No bombs this time, but you will get to build something and then try to destroy it! As always we’ll have full instructions and use only stuff that you either have at home now or can get from the grocery store.
We listened to the feedback from last time, and so this time along with the fun we’ll add a small bit of explanation of the science behind what we are doing, and something about the environment, too.
Also, if you are Facebooky type, we have a new Facebook Group page. Don’t be alarmed by the lack of activity on it; I just started it and haven’t yet promoted it at all. We’ll get that ramped up as we keep going. If you are on Facebook, though, do become a member of our group.

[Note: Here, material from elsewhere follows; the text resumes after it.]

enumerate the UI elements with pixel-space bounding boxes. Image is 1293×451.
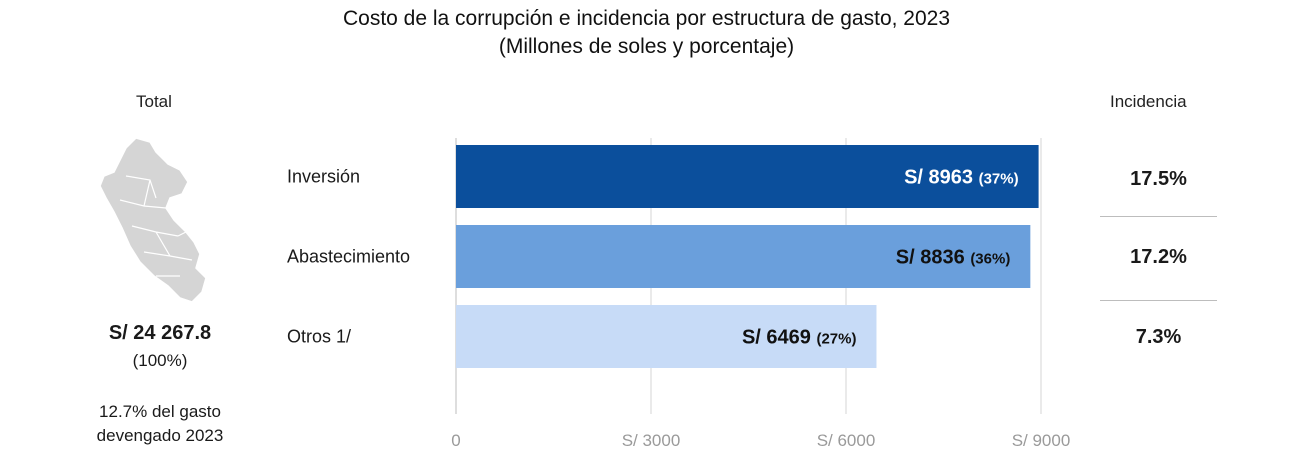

We had a big crowd last time, and this time we are going to be in the café area so we’ll have plenty of room even if we have more people.
So, we are looking forward to seeing you there. In the meantime, thanks for reading!
First one was fun, here’s the scientific proof! November 5, 2009Posted by Scott in Free Science Experiment Workshop.
Well, the reviews are in and even though we just about broke Whole Foods Market, we have been invited back for a second event on Nov. 14.
That’s right, it’s a second Second Saturday Science. Say that two times fast.
We’ll have more details on that soon, but first here are some photos from the first event:
And here’s a video of one of our “bombs.”
Thanks to Evelyn and Karen for the photos and Evelyn for the video.
Was the experiment a success? October 10, 2009Posted by Scott in Free Science Experiment Workshop.
Of course a big part of experimenting is figuring out the result. Why did the bomb work? Why did the volcano not erupt?
I’d like to hear from those who attended: Was this experiment in a Saturday morning activity good for you?
Here’s a quick poll, and under that if you want to leave comments you are welcome to. If you want to send comments that won’t be seen by others, you can contact Scott Yates through his blog, or you can use this site’s contact form.
Soon we’ll have some pictures and possibly a video of our first one.
If you did not come, well, hopefully we’ll see you on the next Second Saturday Science!